Empirical validation is key. Contributions to testing ensure reliable benchmarks.

  • New Scenarios: Expand tests/test_cases/scenarios.json with diverse inputs (short/long prompts, various complexities) to measure token reduction and compliance.
  • Test Scripts: Enhance test_token_reduction.py or add scripts for multi-model evaluation (e.g., integrating Anthropic or Google APIs).
  • Benchmarking: Run tests across temperatures, models, or prompt lengths, and submit results to compare variants.

This helps identify patterns that consistently achieve high token savings without sacrificing accuracy.

Core Enhancements

For those interested in implementation details:

  • Parser Improvements: Refine vector_native/parser.py to better handle symbol sequences or edge cases in vector-native syntax.
  • Tokenizer Utilities: Update vector_native/tokenizer.py for more accurate token counting across providers.
  • LLM Integration: Extend vector_native/llm_integration.py to support additional APIs or output parsing.

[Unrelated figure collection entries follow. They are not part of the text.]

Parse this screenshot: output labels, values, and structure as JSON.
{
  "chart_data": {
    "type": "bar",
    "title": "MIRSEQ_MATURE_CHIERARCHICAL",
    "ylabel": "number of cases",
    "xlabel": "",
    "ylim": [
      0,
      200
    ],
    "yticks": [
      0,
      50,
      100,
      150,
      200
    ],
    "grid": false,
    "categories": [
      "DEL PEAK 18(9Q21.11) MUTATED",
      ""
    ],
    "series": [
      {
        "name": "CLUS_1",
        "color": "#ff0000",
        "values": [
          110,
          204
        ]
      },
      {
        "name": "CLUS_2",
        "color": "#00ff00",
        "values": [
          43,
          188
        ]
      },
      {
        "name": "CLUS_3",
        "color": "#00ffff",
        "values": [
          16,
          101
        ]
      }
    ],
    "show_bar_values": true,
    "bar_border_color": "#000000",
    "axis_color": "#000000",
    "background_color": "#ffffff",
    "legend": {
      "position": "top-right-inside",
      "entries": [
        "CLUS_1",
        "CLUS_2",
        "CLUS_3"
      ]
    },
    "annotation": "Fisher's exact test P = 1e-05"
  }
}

Focus on maintainability and include tests for changes.

Documentation

Clear resources aid adoption and collaboration.

  • Guides and Examples: Update docs like how-to-read.md or examples.md with new patterns or use cases.
  • FAQs and Tutorials: Address common questions or add quickstarts for specific contributions (e.g., "Testing Your Prompt").

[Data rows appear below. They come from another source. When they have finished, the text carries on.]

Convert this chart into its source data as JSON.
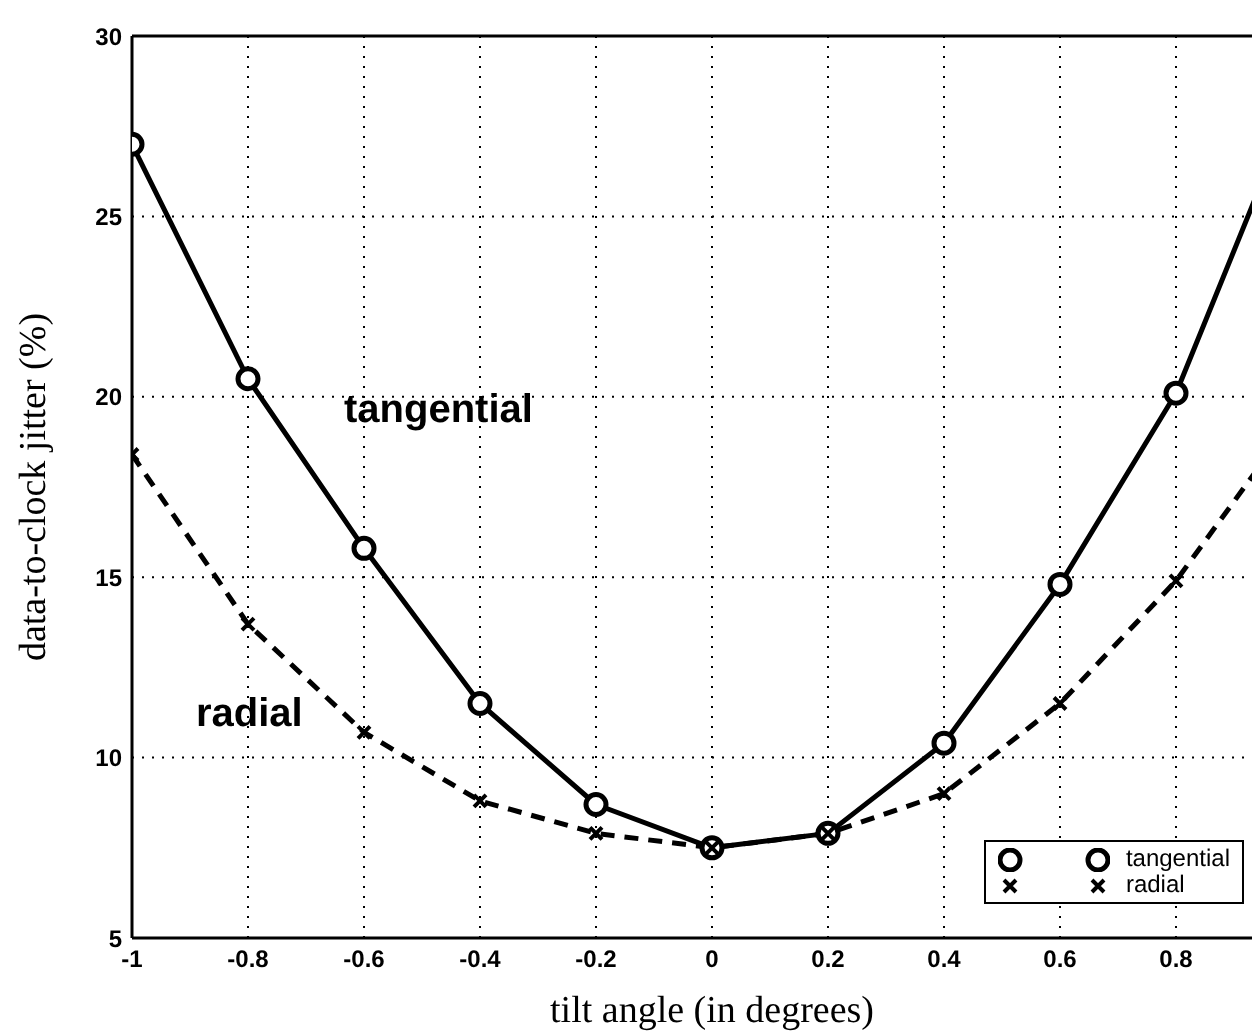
{
  "chart_data": {
    "type": "line",
    "xlabel": "tilt angle (in degrees)",
    "ylabel": "data-to-clock jitter (%)",
    "x": [
      -1,
      -0.8,
      -0.6,
      -0.4,
      -0.2,
      0,
      0.2,
      0.4,
      0.6,
      0.8,
      1
    ],
    "series": [
      {
        "name": "tangential",
        "color": "#000000",
        "marker": "circle",
        "line_style": "solid",
        "values": [
          27.0,
          20.5,
          15.8,
          11.5,
          8.7,
          7.5,
          7.9,
          10.4,
          14.8,
          20.1,
          28.0
        ]
      },
      {
        "name": "radial",
        "color": "#000000",
        "marker": "cross",
        "line_style": "dashed",
        "values": [
          18.4,
          13.7,
          10.7,
          8.8,
          7.9,
          7.5,
          7.9,
          9.0,
          11.5,
          14.9,
          19.3
        ]
      }
    ],
    "annotations": [
      "tangential",
      "radial"
    ],
    "xlim": [
      -1,
      1
    ],
    "xticks": [
      -1,
      -0.8,
      -0.6,
      -0.4,
      -0.2,
      0,
      0.2,
      0.4,
      0.6,
      0.8
    ],
    "ylim": [
      5,
      30
    ],
    "yticks": [
      5,
      10,
      15,
      20,
      25,
      30
    ],
    "grid": true,
    "legend": "bottom right"
  }
}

Ensure additions are concise and reference the language spec.

Other Contributions

  • Conceptual Refinements: Propose extensions to LANGUAGE_SPEC.md, such as new symbols or syntax rules, backed by tests.
  • Performance Analysis: Analyze token impacts in real-world scenarios (e.g., agent chains) and share findings.

General Guidelines

  • Empirical Focus: Base contributions on measurable outcomes, such as token reduction percentages or compliance rates from tests.
  • Testing: Run python tests/test_token_reduction.py before submitting. Aim for improvements in efficiency or robustness.
  • Documentation Standards: Use Markdown consistently. For code, follow PEP 8; include docstrings explaining vector-native mappings.
  • Precision Over Speculation: Highlight factual benefits (e.g., observed token savings) rather than untested assumptions.
  • Inclusivity: Contributions should support broad applicability, including multi-language and domain variants.

Submission Process

  1. Fork the Repository: Create a fork on GitHub.
  2. Create a Branch: Use a descriptive name (e.g., add-domain-prompt or enhance-parser).
  3. Make Changes: Implement your contribution, test thoroughly, and update documentation.
  4. Commit and Push: Commit with clear messages (e.g., "Add finance-domain system prompt with 85% compliance").
  5. Open a Pull Request: Describe the changes, include test results, and reference any issues.
  6. Review and Iterate: Respond to feedback to ensure alignment with project goals.

We review PRs promptly and appreciate detailed descriptions of your testing process.

Code of Conduct

This project adheres to the Contributor Covenant Code of Conduct. By participating, you agree to uphold respectful and inclusive collaboration. Reports of violations can be directed to the project maintainers.

Get Help or Discuss Ideas

  • Join discussions on GitHub Issues or Discussions.
  • For questions, open an Issue labeled "question" or "help wanted".

Your contributions make Vector-Native a more robust tool for efficient AI communication. We look forward to your involvement!